“Oh, just a lovely Japanese book,” I said, tucking Kitchen under my arm.
“In Japanese?” she asked, astounded.
“No, unfortunately,” I said, “in English.”
However, I would dearly love to have read this book in Japanese. I often wonder what is lost in the translation from one language to another, especially since Japanese contains characters, not an alphabet. I would hate to miss an important nuance.
I was deeply moved by Banana Yoshimoto’s book. How could an author so young write so knowledgeably about sorrow? Her heroine, Mikage Sakurai, was orphaned by her parents and brought up by her grandmother. In the very beginning of the story, her grandmother has died, and Mikage finds herself truly alone. She writes, on page four, “When my grandmother died the other day, I was taken by surprise. My family had steadily decreased one by one as the years went by, but when it suddenly dawned on me that I was all alone, everything before my eyes seemed false. The fact that time continued to pass in the usual way in this apartment where I grew up, even though now I was here all alone, amazed me. It was total science fiction. The blackness of the cosmos.”

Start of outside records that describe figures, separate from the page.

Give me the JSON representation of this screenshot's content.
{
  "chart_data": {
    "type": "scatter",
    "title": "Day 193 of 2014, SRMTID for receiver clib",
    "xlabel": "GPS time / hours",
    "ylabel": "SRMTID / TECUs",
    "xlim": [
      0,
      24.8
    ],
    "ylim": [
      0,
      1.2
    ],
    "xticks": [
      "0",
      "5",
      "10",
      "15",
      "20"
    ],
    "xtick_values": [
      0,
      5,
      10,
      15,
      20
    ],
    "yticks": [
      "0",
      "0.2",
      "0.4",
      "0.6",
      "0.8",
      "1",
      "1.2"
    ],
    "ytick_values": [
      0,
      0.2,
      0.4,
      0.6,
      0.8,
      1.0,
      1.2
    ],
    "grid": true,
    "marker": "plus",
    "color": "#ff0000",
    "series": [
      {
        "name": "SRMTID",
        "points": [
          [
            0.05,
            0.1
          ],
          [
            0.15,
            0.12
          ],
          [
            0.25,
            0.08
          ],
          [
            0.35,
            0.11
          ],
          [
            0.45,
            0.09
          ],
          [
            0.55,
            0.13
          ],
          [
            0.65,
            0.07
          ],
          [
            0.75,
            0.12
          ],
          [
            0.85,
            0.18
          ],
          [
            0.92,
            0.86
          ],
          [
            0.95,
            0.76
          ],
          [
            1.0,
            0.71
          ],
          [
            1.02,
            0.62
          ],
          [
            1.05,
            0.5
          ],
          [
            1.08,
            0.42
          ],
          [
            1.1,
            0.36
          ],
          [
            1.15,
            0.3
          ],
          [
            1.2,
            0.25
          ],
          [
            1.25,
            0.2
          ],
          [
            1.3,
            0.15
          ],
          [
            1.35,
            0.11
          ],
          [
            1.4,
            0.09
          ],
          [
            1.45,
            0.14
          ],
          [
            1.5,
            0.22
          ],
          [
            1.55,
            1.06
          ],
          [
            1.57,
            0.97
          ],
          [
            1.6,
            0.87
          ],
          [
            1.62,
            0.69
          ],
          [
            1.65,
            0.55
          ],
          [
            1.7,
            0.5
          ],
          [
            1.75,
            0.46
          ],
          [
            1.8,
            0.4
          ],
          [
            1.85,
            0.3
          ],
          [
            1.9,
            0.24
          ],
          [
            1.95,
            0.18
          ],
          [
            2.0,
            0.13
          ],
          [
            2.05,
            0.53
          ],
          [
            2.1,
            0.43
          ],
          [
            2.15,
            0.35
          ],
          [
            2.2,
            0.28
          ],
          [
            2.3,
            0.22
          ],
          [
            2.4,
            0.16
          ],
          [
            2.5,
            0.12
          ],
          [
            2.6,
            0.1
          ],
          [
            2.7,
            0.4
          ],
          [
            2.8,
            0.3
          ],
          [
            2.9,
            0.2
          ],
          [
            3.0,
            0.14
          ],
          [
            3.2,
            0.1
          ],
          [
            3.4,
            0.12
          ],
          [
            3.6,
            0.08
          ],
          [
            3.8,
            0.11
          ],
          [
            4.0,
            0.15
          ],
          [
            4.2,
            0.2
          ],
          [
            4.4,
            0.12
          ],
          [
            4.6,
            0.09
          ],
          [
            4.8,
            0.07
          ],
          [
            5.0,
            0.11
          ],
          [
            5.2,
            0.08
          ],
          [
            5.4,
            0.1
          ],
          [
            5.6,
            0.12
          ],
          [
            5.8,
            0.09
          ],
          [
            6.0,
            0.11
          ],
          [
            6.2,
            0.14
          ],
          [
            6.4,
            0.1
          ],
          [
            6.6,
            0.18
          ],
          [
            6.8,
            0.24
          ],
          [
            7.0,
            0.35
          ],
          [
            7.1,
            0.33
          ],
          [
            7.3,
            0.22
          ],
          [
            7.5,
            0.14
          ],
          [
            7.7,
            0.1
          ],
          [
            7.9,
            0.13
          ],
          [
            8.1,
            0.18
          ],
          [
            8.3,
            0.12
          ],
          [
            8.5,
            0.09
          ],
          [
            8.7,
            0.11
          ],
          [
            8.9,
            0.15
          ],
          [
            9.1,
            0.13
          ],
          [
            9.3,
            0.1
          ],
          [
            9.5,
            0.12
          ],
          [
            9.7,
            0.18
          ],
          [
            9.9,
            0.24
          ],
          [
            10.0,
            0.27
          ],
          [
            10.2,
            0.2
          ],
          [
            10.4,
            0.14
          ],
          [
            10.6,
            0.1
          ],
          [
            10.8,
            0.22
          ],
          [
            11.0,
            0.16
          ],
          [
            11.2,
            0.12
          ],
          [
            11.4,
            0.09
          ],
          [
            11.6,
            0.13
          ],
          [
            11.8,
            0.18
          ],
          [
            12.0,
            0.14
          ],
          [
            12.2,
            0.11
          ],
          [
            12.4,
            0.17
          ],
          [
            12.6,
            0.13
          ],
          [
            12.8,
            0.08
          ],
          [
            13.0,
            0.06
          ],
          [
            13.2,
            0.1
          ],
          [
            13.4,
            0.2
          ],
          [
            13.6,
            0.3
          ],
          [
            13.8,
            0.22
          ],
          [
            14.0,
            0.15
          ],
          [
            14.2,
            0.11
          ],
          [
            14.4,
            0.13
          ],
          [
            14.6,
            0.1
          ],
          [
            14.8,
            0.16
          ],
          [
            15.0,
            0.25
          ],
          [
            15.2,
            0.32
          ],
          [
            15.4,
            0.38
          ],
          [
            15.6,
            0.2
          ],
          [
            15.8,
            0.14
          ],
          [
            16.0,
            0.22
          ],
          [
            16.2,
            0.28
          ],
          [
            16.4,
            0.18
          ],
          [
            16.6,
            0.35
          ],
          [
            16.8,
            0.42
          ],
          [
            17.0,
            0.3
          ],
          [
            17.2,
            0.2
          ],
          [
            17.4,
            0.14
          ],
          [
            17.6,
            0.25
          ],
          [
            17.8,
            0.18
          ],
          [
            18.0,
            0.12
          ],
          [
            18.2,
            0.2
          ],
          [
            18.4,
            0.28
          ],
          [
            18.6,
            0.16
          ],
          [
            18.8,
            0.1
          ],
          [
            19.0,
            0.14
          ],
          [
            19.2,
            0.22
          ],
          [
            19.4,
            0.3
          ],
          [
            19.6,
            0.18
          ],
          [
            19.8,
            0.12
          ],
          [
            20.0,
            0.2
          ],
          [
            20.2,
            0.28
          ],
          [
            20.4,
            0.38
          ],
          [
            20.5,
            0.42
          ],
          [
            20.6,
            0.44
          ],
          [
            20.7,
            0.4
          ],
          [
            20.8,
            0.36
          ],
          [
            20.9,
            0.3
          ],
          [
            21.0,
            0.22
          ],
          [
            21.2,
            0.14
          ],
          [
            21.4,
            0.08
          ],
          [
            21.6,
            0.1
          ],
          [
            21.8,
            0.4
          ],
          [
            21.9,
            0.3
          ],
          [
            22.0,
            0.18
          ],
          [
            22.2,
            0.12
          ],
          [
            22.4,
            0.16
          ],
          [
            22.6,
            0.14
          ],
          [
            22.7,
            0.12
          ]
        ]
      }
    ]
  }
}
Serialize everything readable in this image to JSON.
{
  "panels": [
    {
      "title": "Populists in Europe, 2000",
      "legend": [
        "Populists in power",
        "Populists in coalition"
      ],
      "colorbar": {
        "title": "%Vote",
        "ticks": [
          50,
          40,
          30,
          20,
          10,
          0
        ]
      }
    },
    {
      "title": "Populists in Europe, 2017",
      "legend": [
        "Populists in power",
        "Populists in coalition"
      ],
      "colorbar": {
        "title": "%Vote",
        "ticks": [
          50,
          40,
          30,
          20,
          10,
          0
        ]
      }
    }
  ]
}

I have known was it is to be alone, but not at 24 years of age. Not totally without family. It gave me pause to think; where would one go? What would one do?
Mikage finds comfort in a kitchen. (This would not be my first place of solace; I’d probably opt for a church, myself. Or, a school.) “The place I like best in this world is the kitchen. No matter where it is, no matter what kind, if it’s a kitchen, if it’s a place where they make food, it’s fine with me.” p. 3
Her interest in the kitchen, her gifts in working with food, open doors for her as the novel unfolds. A friend’s mother advises her with these words: “Because I have a lot of faith in you, I suddenly feel I ought to tell you something. I learned it raising Yuichi. There were many, many difficult times, god knows. If a person wants to stand on her own two feet, I recommend undertaking the care and feeding of something. It could be children, or it could be house plants, you know? By doing that you come to understand your own limitations. That’s where it starts.” p. 41.
I couldn’t agree more. Taking care of others is often the way to take care of ourselves, at least for me.
And so we find Mikage bravely seeking her place in the world and finding love in the process.
About the author from Things Asian: “In her native Japan, Banana Yoshimoto, daughter of renowned 1960’s New Left philosoper Ryumei (Takaaki Yoshimoto) and sister of popular cartoonist Haruno Yoiko, has won much critical acclaim. Her first work, Moonlight Shadow, written while she was working as a waitress in Tokyo (much of it on her breaks and during lulls between customers), won her the Izumi Kyoka Prize in 1986. And Kitchen, which has been made into both a Japanese television movie and a feature length film, garnered her the Umitsubame First Novel Prize. Kitchen has undergone 60 printings in Japan and has been released in translation in more than 20 countries worldwide.”